Fitzsimmons and his team had experienced the trip of a lifetime – enjoying a host of cultural activities and winning four of their six matches – but the medal elevated it to something even more special for the Bathurst Bulldogs player.
“It meant so much to me. I just tried to go along with the idea of when it’s game time let’s be serious and when it’s time to have some fun let’s experience a few things around.
“I put 100 per cent into my games and I think others followed that lead.
“With it being renamed to the Susan Green Memorial Medal it meant a lot more because Bernie [Green, team forwards adviser] was on the tour with us having just lost Susan.
“It nearly had me in tears. I was fighting them when the medal was presented to me because I wasn’t expecting to win that.”
Bathurst had a strong presence on tour. Aaron Williams (Orange City) was a crucial piece of halves while Peter Nugent (player mentor), Dr Ross Wilson (team doctor) and David Conyers (backs coach and technical adviser) were among the staff.
After a delayed start to their tour the Australian Indigenous team quickly kicked into gear with a 72-19 win over the United States Military Academy side and continued their great form in a 69-19 win over Portland Rugby Union Club.
The Canadian leg of the tour proved to be a tough one for the Australian men, going down 26-12 loss to Quebec Province at Montreal before suffering a 50-21 defeat to the Ontario Blues.
The touring side had a strong finish as they picked up a 97-7 win against the American Indigenous Warriors side at Denver and a 58-7 win over Long Beach.
“The games in the States were easier in regards to the scoreline but they were still very physical,” Fitzsimmons said.
"We were disappointed with the two games in Canada.
“We played those games 12 hours apart and the bodies weren’t really up for that.
“I’ve made friends for life out of this and we’re already making plans to catch up after only a week back.
“We had a focus and goal, especially around our game times.
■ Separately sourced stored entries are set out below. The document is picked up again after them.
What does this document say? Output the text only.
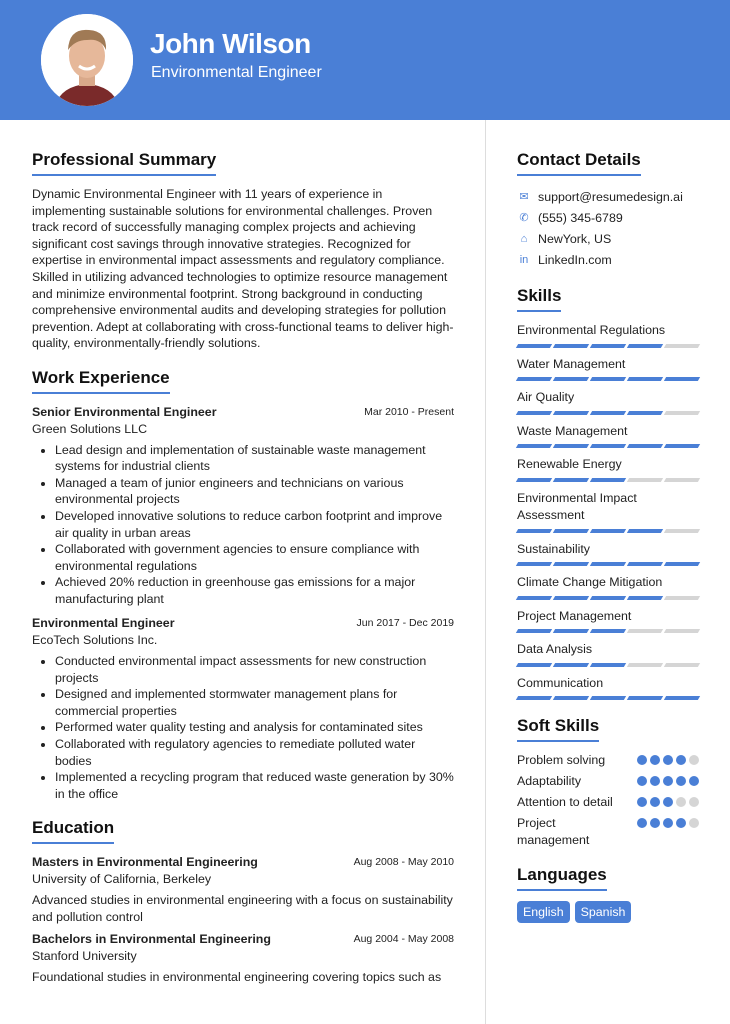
John Wilson
Environmental Engineer
Professional Summary

Dynamic Environmental Engineer with 11 years of experience in implementing sustainable solutions for environmental challenges. Proven track record of successfully managing complex projects and achieving significant cost savings through innovative strategies. Recognized for expertise in environmental impact assessments and regulatory compliance. Skilled in utilizing advanced technologies to optimize resource management and minimize environmental footprint. Strong background in conducting comprehensive environmental audits and developing strategies for pollution prevention. Adept at collaborating with cross-functional teams to deliver high-quality, environmentally-friendly solutions.

Work Experience
Senior Environmental Engineer	Mar 2010 - Present
Green Solutions LLC
• Lead design and implementation of sustainable waste management systems for industrial clients
• Managed a team of junior engineers and technicians on various environmental projects
• Developed innovative solutions to reduce carbon footprint and improve air quality in urban areas
• Collaborated with government agencies to ensure compliance with environmental regulations
• Achieved 20% reduction in greenhouse gas emissions for a major manufacturing plant
Environmental Engineer	Jun 2017 - Dec 2019
EcoTech Solutions Inc.
• Conducted environmental impact assessments for new construction projects
• Designed and implemented stormwater management plans for commercial properties
• Performed water quality testing and analysis for contaminated sites
• Collaborated with regulatory agencies to remediate polluted water bodies
• Implemented a recycling program that reduced waste generation by 30% in the office
Education
Masters in Environmental Engineering	Aug 2008 - May 2010
University of California, Berkeley

Advanced studies in environmental engineering with a focus on sustainability and pollution control

Bachelors in Environmental Engineering	Aug 2004 - May 2008
Stanford University

Foundational studies in environmental engineering covering topics such as

Contact Details
✉ support@resumedesign.ai
✆ (555) 345-6789
⌂ NewYork, US
in LinkedIn.com
Skills
Environmental Regulations
Water Management
Air Quality
Waste Management
Renewable Energy
Environmental Impact Assessment
Sustainability
Climate Change Mitigation
Project Management
Data Analysis
Communication
Soft Skills
Problem solving
Adaptability
Attention to detail
Project management
Languages
English	Spanish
Outside of the games it was about having a bit of fun and seeing the sights.”
The tour wasn’t just about the action on the field but the building of bridges between cultures.
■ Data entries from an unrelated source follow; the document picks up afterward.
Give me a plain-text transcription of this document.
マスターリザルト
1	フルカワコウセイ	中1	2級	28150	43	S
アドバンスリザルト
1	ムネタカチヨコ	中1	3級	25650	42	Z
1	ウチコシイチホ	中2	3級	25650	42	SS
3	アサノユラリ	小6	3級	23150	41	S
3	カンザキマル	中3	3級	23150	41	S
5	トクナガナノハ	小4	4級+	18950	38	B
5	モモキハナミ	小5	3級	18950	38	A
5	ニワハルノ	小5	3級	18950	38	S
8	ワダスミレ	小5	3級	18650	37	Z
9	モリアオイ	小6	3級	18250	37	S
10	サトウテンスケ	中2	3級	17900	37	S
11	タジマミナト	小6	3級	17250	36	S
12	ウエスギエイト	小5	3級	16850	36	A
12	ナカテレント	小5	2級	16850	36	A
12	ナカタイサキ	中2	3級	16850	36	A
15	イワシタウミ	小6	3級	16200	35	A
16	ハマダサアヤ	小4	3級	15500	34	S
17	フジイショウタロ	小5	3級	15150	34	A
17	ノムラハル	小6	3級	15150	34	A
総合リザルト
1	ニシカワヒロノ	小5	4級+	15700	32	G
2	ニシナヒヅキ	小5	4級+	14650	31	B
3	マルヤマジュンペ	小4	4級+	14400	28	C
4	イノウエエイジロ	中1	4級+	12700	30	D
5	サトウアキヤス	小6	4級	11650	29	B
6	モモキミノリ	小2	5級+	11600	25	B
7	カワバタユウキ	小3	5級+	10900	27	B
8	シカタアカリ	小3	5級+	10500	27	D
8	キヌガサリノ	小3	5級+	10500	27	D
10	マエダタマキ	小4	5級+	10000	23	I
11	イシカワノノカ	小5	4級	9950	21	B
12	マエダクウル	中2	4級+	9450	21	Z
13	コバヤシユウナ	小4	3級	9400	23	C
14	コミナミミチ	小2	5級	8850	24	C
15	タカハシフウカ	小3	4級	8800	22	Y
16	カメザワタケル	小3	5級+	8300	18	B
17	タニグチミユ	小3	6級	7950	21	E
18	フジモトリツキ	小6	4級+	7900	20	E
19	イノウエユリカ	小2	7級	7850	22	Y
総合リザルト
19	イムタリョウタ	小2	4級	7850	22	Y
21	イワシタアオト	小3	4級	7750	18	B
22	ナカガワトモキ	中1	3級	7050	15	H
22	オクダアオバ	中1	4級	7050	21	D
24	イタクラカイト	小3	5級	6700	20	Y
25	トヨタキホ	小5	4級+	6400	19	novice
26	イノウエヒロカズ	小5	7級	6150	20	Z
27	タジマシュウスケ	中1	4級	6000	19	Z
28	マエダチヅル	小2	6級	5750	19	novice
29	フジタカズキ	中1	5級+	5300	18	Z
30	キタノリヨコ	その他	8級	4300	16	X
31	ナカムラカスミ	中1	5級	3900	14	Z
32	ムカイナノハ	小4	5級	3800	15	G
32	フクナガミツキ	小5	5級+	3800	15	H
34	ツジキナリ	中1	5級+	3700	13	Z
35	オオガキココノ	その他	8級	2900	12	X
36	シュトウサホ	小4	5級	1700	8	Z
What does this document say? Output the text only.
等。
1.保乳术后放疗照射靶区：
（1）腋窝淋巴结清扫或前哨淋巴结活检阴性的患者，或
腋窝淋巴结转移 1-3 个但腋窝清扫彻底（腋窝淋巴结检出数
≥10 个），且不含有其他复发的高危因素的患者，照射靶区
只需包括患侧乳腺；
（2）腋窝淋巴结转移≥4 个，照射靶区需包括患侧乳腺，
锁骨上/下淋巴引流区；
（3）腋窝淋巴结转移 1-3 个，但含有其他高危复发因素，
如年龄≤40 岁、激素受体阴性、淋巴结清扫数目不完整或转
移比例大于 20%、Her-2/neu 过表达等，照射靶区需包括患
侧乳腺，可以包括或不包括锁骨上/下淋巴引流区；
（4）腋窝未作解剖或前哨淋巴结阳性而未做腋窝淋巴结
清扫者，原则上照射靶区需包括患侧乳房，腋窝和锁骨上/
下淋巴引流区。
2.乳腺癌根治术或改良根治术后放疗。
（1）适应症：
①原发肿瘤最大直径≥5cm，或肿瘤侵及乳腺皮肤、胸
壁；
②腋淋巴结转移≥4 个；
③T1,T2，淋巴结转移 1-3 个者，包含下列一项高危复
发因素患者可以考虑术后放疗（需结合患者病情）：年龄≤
“I loved a lot of the traditional stuff we did, such as the pow wow,” Fitzsimmons said.
“In the game we had against the native American team in Denver they were nowhere near the best quality team we played against but they were some of the best people we played.
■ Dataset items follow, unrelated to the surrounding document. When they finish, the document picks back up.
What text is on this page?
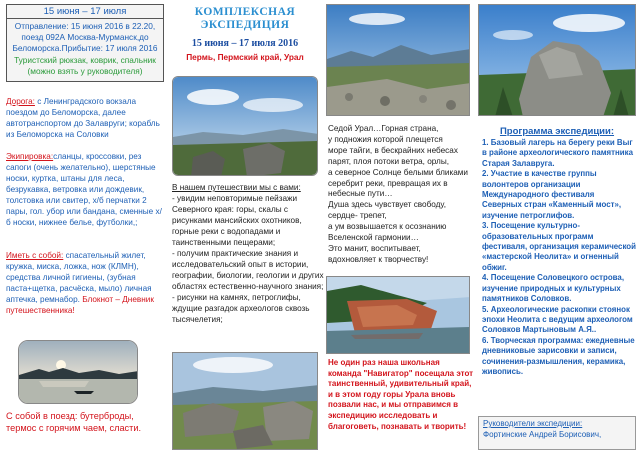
15 июня – 17 июля
Отправление: 15 июня 2016 в 22.20, поезд 092А Москва-Мурманск,до Беломорска.Прибытие: 17 июля 2016
Туристский рюкзак, коврик, спальник (можно взять у руководителя)
Дорога: с Ленинградского вокзала поездом до Беломорска, далее автотранспортом до Залавруги; корабль из Беломорска на Соловки
Экипировка:сланцы, кроссовки, рез сапоги (очень желательно), шерстяные носки, куртка, штаны для леса, безрукавка, ветровка или дождевик, толстовка или свитер, х/б перчатки 2 пары, гол. убор или бандана, сменные х/б носки, нижнее белье, футболки,;
Иметь с собой: спасательный жилет, кружка, миска, ложка, нож (КЛМН), средства личной гигиены, (зубная паста+щетка, расчёска, мыло) личная аптечка, ремнабор. Блокнот – Дневник путешественника!
С собой в поезд: бутерброды, термос с горячим чаем, сласти.
КОМПЛЕКСНАЯ
ЭКСПЕДИЦИЯ
15 июня – 17 июля 2016
Пермь, Пермский край, Урал
В нашем путешествии мы с вами:
- увидим неповторимые пейзажи Северного края: горы, скалы с рисунками мансийских охотников, горные реки с водопадами и таинственными пещерами;
- получим практические знания и исследовательский опыт в истории, географии, биологии, геологии и других областях естественно-научного знания;
- рисунки на камнях, петроглифы, ждущие разгадок археологов сквозь тысячелетия;
Седой Урал…Горная страна,
у подножия которой плещется
море тайги, в бескрайних небесах
парят, плоя потоки ветра, орлы,
а северное Солнце белыми бликами
серебрит реки, превращая их в
небесные пути…
Душа здесь чувствует свободу,
сердце- трепет,
а ум возвышается к осознанию
Вселенской гармонии…
Это манит, воспитывает,
вдохновляет к творчеству!
Не один раз наша школьная команда "Навигатор" посещала этот таинственный, удивительный край, и в этом году горы Урала вновь позвали нас, и мы отправимся в экспедицию исследовать и благоговеть, познавать и творить!
Программа экспедиции:
1. Базовый лагерь на берегу реки Выг в районе археологического памятника Старая Залавруга.
2. Участие в качестве группы волонтеров организации Международного фестиваля Северных стран «Каменный мост», изучение петроглифов.
3. Посещение культурно-образовательных программ фестиваля, организация керамической «мастерской Неолита» и огненный обжиг.
4. Посещение Соловецкого острова, изучение природных и культурных памятников Соловков.
5. Археологические раскопки стоянок эпохи Неолита с ведущим археологом Соловков Мартыновым А.Я..
6. Творческая программа: ежедневные дневниковые зарисовки и записи, сочинения-размышления, керамика, живопись.
Руководители экспедиции:
Фортинские Андрей Борисович,
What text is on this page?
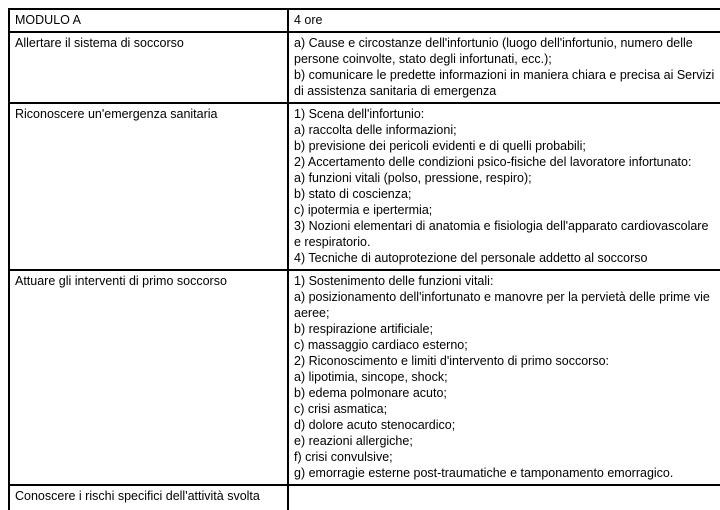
MODULO A	4 ore
Allertare il sistema di soccorso	a) Cause e circostanze dell'infortunio (luogo dell'infortunio, numero delle persone coinvolte, stato degli infortunati, ecc.);
b) comunicare le predette informazioni in maniera chiara e precisa ai Servizi di assistenza sanitaria di emergenza

Riconoscere un'emergenza sanitaria	1) Scena dell'infortunio:
a) raccolta delle informazioni;
b) previsione dei pericoli evidenti e di quelli probabili;
2) Accertamento delle condizioni psico-fisiche del lavoratore infortunato:
a) funzioni vitali (polso, pressione, respiro);
b) stato di coscienza;
c) ipotermia e ipertermia;
3) Nozioni elementari di anatomia e fisiologia dell'apparato cardiovascolare e respiratorio.
4) Tecniche di autoprotezione del personale addetto al soccorso

Attuare gli interventi di primo soccorso	1) Sostenimento delle funzioni vitali:
a) posizionamento dell'infortunato e manovre per la pervietà delle prime vie aeree;
b) respirazione artificiale;
c) massaggio cardiaco esterno;
2) Riconoscimento e limiti d'intervento di primo soccorso:
a) lipotimia, sincope, shock;
b) edema polmonare acuto;
c) crisi asmatica;
d) dolore acuto stenocardico;
e) reazioni allergiche;
f) crisi convulsive;
g) emorragie esterne post-traumatiche e tamponamento emorragico.

Conoscere i rischi specifici dell'attività svolta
“The relationship between the two teams was awesome. It didn’t matter what the scoreline was. It was a great game to be involved in.”
The touring party also did volunteer work at a teen shelter, took part in coaching clinics and visited stunning sights such as Niagara Falls.
Nugent said the tour left a great impact on both players and staff, and lived up to its aim of “developing leaders’.
“Peter was so impressed with the Iroquois there that when we got to Los Angeles. towards the end of the tour, he and I packed up the didgeridoo and sent it back to them.
“Peter played well and lead well. He made a great impact on the trip.
“Aaron played a major role in our first XV side at halfback and was always smiling throughout the trip. He had a great time.”